Apparently, despite the fact that my good buddy had done his job as well as any little electronic buddy ever could, the drooling visage of human ineptitude was waiting right on the other side. Online, the response was “appointment scheduled.” This response was only visible by going all the way back to my buddy, and clicking on ‘previous requests.’ At no point was I emailed, called, sent an official document, or screamed at by special ’messenger lemurs.’ Not even my good buddy Med Buddy was provided with an actual ‘time-of-appointment.’
So, despite the fact that an appointment was made, no one actually bothered to tell me when or where or with whom it was. For all I knew, it could’ve been an appointment for flower arranging on Mars with Ethel the jovial Martian.
Two uses of the black talk-rod later, and I’ve straightened everything out for myself.
As it turns out, however, there was nothing whatsoever I could do for them to help cease their drooling… I hope they wear plastic shoes.
——
Take yourself a gander at the posting times of each of my last two posts. This one ends in “42″ (which I don’t have to explain the significance of to Douglas Adams, thankfully, because it’s difficult to explain significance to a dead man), and the other is all ones (11:11).

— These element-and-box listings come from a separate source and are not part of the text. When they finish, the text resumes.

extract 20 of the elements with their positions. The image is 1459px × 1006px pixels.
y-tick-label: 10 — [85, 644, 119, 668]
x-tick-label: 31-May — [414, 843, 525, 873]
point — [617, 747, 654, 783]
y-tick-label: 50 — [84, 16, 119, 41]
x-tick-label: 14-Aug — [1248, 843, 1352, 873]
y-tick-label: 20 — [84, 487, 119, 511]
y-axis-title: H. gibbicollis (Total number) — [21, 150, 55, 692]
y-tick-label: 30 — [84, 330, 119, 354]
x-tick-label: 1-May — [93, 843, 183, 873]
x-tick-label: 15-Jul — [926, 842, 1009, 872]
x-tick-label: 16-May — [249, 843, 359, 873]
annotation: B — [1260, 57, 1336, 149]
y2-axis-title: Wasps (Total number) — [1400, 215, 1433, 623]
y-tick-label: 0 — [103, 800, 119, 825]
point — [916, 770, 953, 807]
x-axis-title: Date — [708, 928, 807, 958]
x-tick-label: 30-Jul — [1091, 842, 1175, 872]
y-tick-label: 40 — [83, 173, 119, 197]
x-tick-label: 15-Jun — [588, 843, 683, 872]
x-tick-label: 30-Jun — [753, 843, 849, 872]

Quite clearly I am in tune with the secret and ineffable truth of the universe right now.
This was a good post. If not for the “black talk-rod” (which sounds icky) it might have surpassed the heater/air-conditioner story as my favorite Jeremy blog.
I want a Med-Buddy… I feel sad without my Med-Buddy. (Why does that make me think of cabbage patch kids?)
Actually, the “black talk-rod” was the one part I wasn’t happy with either. I felt compelled to put it in there, but I thought it was out of place every single time that I looked back at it.
Oh well.
I’d offer you my Med-Buddy, but then I would be buddy-less. And what is a man without his buddy?